Ne kadar hızlı hareket edersem, aklımdakilerin de o kadar hızla dağılacağını zannediyordum o ara. Görülmeyen köşelerin dahi tozunu alıyordum. Çünkü düşüncelerimden daha hızlı bir araya gelen tek şey tozlardı. Toparlayamadığım düşüncelerimin hırsıyla dolabın üzerindeki tozları tek hamleyle dağıtmıştım. Alıp da veremediğim hediyesi, oradaydı işte. Ne diye saklamıştım, tekrar görüşme umudumun simgesi mi yapmıştım ben bunu?
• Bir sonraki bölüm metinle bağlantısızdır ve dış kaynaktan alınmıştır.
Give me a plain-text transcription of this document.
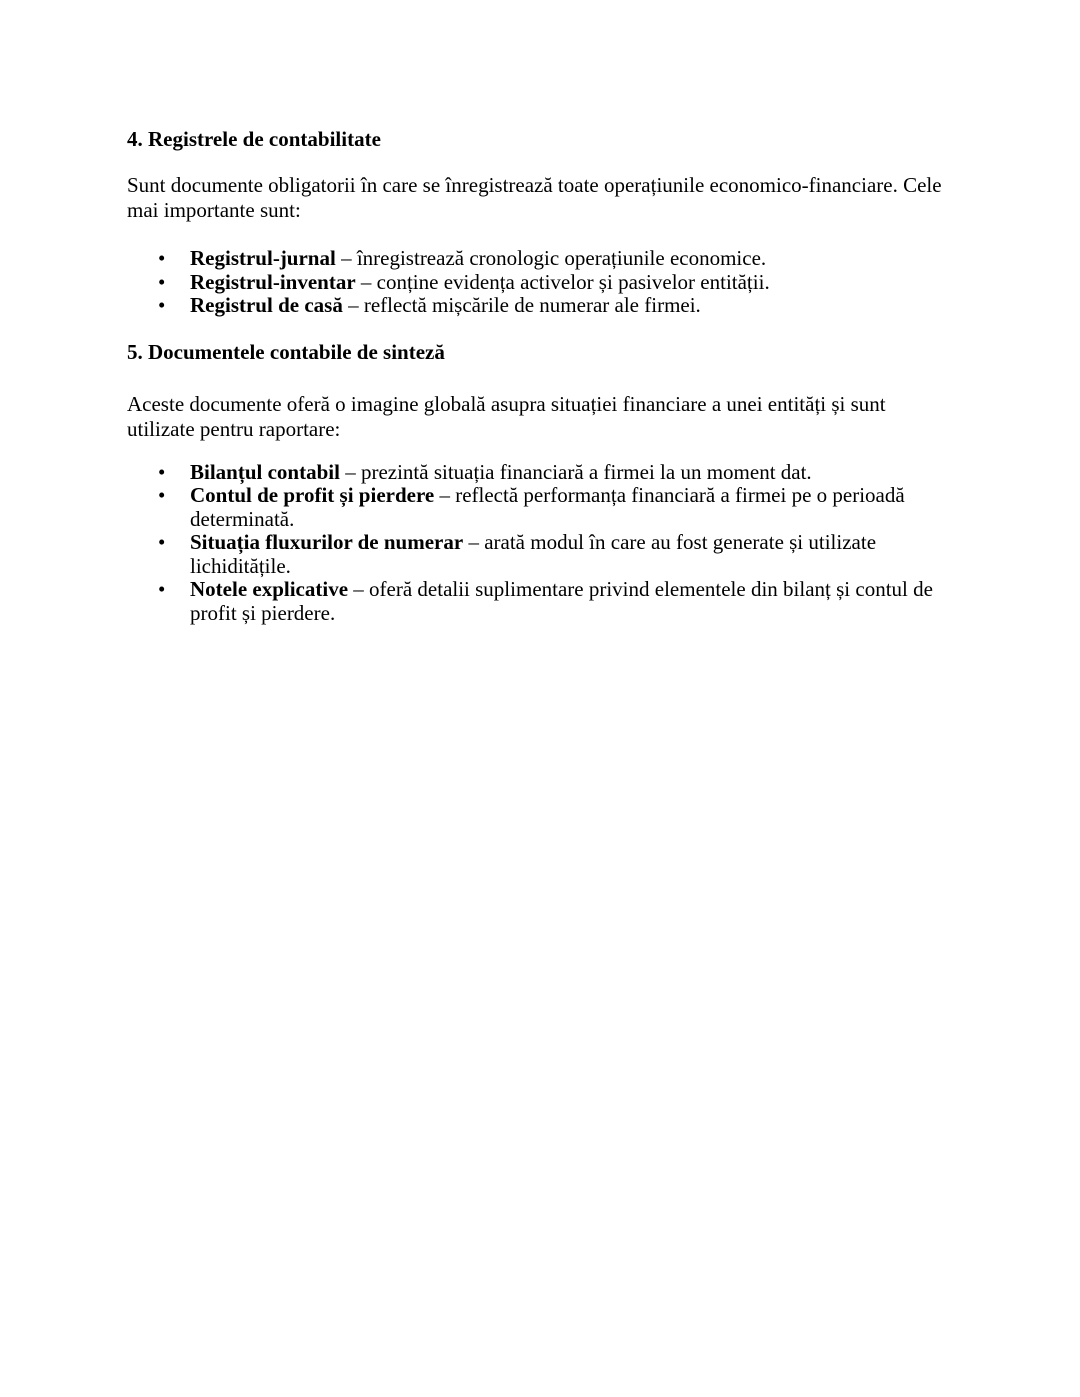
4. Registrele de contabilitate

Sunt documente obligatorii în care se înregistrează toate operațiunile economico-financiare. Cele mai importante sunt:

• Registrul-jurnal – înregistrează cronologic operațiunile economice.
• Registrul-inventar – conține evidența activelor și pasivelor entității.
• Registrul de casă – reflectă mișcările de numerar ale firmei.
5. Documentele contabile de sinteză

Aceste documente oferă o imagine globală asupra situației financiare a unei entități și sunt utilizate pentru raportare:

• Bilanțul contabil – prezintă situația financiară a firmei la un moment dat.
• Contul de profit și pierdere – reflectă performanța financiară a firmei pe o perioadă determinată.
• Situația fluxurilor de numerar – arată modul în care au fost generate și utilizate lichiditățile.
• Notele explicative – oferă detalii suplimentare privind elementele din bilanț și contul de profit și pierdere.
Olması gereken yer bu dolabın üstü değildi, artık değildi, çöptü. Ne vardı o kadar geriye itecek. Parmak ucumla tuttuğum şişeyi kendime çektiğim andan sonra hissettiğim o acı… Ve şu an parmağımı üzerinde gezdirdiğim, ona gitmek için taksiye bindiğim o geceden şu lanet hediyeyi gördüğüm ana kadar, yaşadığım her şeyi ölümsüzleştiren iz. Bazen zaman yarayı gizler, bazen de yara zamanı.
***
İçimde oluşturduğu boşluğu artık anlamlandırabiliyordum. Ruhumdaki travmaların nedenini gördüm aynada. Önce kendine taktığı, sonra benden takmamı istediği maskeyi çıkardım. Yüzümü yıkadım. Yaramı sevdim.
Çünkü aşk, karşındaki surette kendini görebildiğinde bir mucizeye dönüşebilirdi ancak.
Bu adam, bana Tanrı’nın ettiği bir küfürdü.